Online Program

Return to main conference page
Friday, September 14
Fri, Sep 14, 8:00 AM - 9:15 AM
Lincoln 6
Statistical Learning and Artificial Intelligence in Drug Discovery and Development

Data Mining and Modeling Methods for Site Inspection Selection (300664)

*Elena Rantou, FDA/CDER 
Paul H Schuette, FDA/CDER 

Keywords: Data Mining, Clinical Site Inspection, Classifiers, Variable Sensitivity, Key-Risk Indicators

In a clinical trial setting, data mining approaches can be employed to evaluate data reliability, which may be jeopardized by poorly collected/processed/reported data or, occasionally, fraudulent data. We consider supervised learning methods using clinical trial data and the results from clinical site inspections. Models such as ordinal regression, combined binary classifiers, random forests, as well as boosted trees are employed to predict three ordinal classes for the inspection outcomes. When necessary for specific data mining techniques, missing clinical trial data values are imputed. Synthetic Minority Over-Sampling Technique (SMOTE), sampling-based and cost-based methods have also been applied to deal with imbalanced outcomes in the inspection outcomes data and improve the prediction accuracy of infrequently occurring results. SMOTE methods can be shown to improve the sensitivity of a single-class prediction.

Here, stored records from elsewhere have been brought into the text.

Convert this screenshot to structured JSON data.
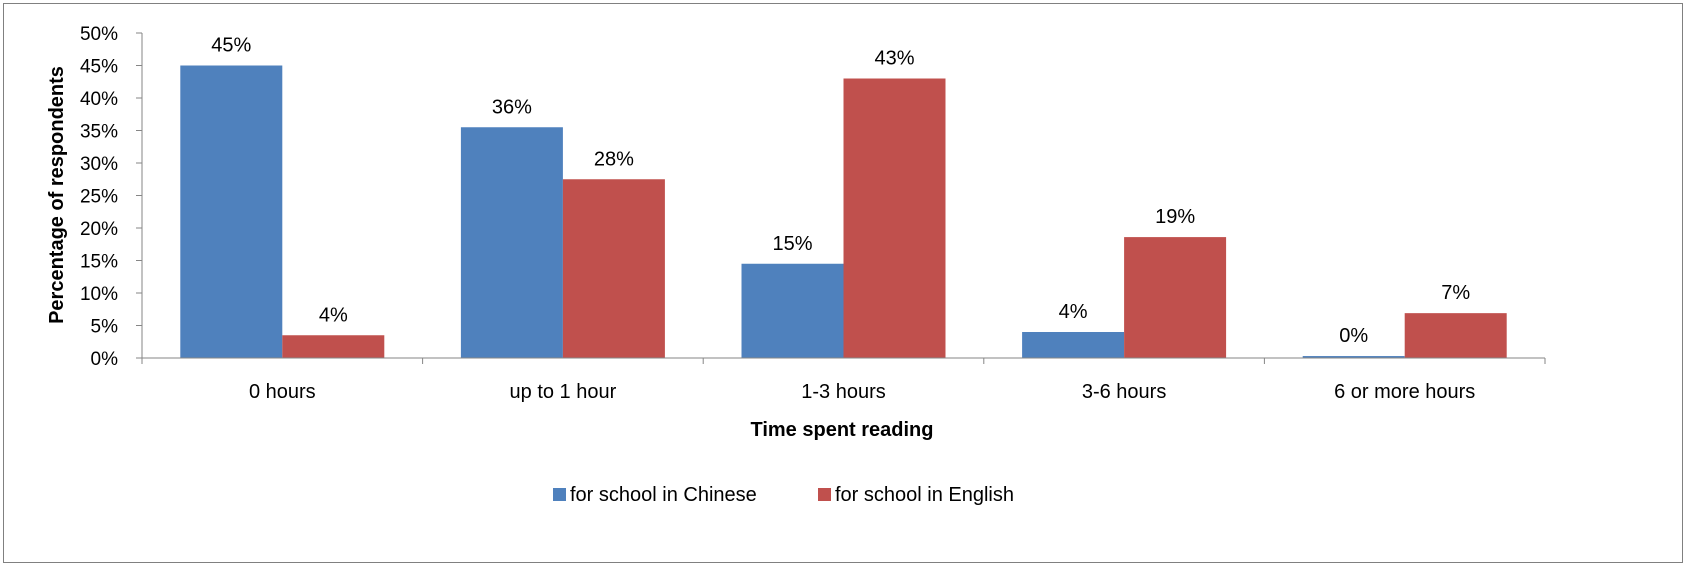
{
  "chart_data": {
    "type": "bar",
    "title": "",
    "xlabel": "Time spent reading",
    "ylabel": "Percentage of respondents",
    "ylim": [
      0,
      50
    ],
    "y_ticks": [
      "0%",
      "5%",
      "10%",
      "15%",
      "20%",
      "25%",
      "30%",
      "35%",
      "40%",
      "45%",
      "50%"
    ],
    "categories": [
      "0 hours",
      "up to 1 hour",
      "1-3 hours",
      "3-6 hours",
      "6 or more hours"
    ],
    "series": [
      {
        "name": "for school in Chinese",
        "color": "#4f81bd",
        "values": [
          45,
          35.5,
          14.5,
          4,
          0.3
        ],
        "labels": [
          "45%",
          "36%",
          "15%",
          "4%",
          "0%"
        ]
      },
      {
        "name": "for school in English",
        "color": "#c0504d",
        "values": [
          3.5,
          27.5,
          43,
          18.6,
          6.9
        ],
        "labels": [
          "4%",
          "28%",
          "43%",
          "19%",
          "7%"
        ]
      }
    ],
    "grid": false,
    "legend_position": "bottom"
  }
}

In the case where two of the three ordinal classes are suppressed to one, Random Forest, Boosted Tree and Deep Neural Networks are employed to predict the binary outcome. Furthermore, we study the sensitivity of each variable to predict the outcome.

An R-shiny application has been developed that uses these supervised learning methods to predict the potentially fraudulent cases from different clinical sites. The application also cross-validates the parameter which give the best fit, and detects the covariates that are predictive of the outcomes for both ordinal and binary models. Most recent work focuses on quasi-machine learning techniques, exploring Key Risk Indicators (KRI) using linear mixed models.